I am wondering about the following: Does $X_n\overset{a.s.}{\to}X$ and $ \mathbf{E}(X_n^2) \to \alpha$ imply $\mathbf{E}(X^2) = \alpha$? I do not a priori know whether or not $X\in\mathcal{L}^2$. I think this is true and that the argument should be fairly simple but I cannot figure it out... I tried to do something like the following: \begin{equation} \mathbf{E}(X - \alpha)^2 \leq \mathbf{E} (X-X_n)^2 +\mathbf{E}(\alpha -X_n)^2 . \end{equation} Now the last term becomes arbitrarily small when we let $n$ become large. Also, \begin{equation} \mathbf{E} (X-X_n)^2 \leq \mathbf{E}(X-X_n)^2 \mathbf{1}_{\{ |X-X_n|> \sqrt{\epsilon} \}}+ \epsilon \mathbf{P}( |X-X_n|\leq \sqrt{\epsilon}). \end{equation} Can I reasonable continue from here?

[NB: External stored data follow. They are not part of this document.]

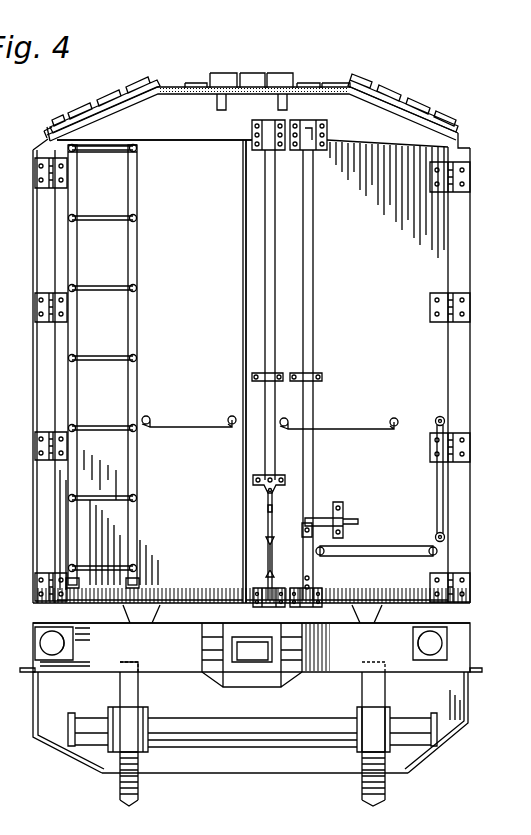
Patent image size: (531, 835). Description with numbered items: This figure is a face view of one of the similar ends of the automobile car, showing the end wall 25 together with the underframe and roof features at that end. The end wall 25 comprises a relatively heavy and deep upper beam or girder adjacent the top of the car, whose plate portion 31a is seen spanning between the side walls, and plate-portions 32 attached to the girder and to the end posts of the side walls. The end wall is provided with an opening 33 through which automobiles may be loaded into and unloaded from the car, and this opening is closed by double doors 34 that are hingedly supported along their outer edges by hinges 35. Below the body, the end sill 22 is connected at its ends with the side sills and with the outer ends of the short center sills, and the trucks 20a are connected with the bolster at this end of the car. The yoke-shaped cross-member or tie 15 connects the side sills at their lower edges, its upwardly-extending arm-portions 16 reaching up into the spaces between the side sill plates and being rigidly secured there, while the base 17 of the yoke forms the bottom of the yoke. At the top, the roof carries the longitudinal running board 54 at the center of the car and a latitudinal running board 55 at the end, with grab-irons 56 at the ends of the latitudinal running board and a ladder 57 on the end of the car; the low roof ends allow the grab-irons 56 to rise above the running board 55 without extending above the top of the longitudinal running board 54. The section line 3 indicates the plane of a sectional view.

The section line 3- 3 is at (261, 66).
The cross-members or ties 15 is at (104, 782).
The upwardly-extending arm-portions 16 is at (460, 700).
The bases of the yokes 17 is at (330, 762).
The trucks 20a is at (425, 740).
The end sills 22 is at (348, 657).
The end walls 25 is at (430, 376).
The plate portion 31a is at (323, 96).
The plate-portions 32 is at (207, 105).
The opening 33 is at (412, 140).
The double doors 34 is at (247, 371).
The hinges 35 is at (53, 177).
The longitudinal running board 54 is at (255, 75).
The latitudinal running boards 55 is at (97, 107).
The grab-irons 56 is at (67, 108).
The ladders 57 is at (140, 192).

Also, if $\mathbf{E}(X - \alpha)^2$ is indeed $0$, then apparently the conditions I have imply that $X$ is a.s. a constant. This seems like an overly strong result so I am suspicious.
Thanks in advance for any clarification.
Not true. On $(0,1)$ with Lebesgue measure let $X_n(t)=\sqrt n$ for $t\leq \frac 1 n$ and $0$ for $t >\frac 1 n$. Let $X=0$. Then $X_n \to X$ at every point, $EX_n^{2}=1$ for all $n$ but $EX^{2}=0$.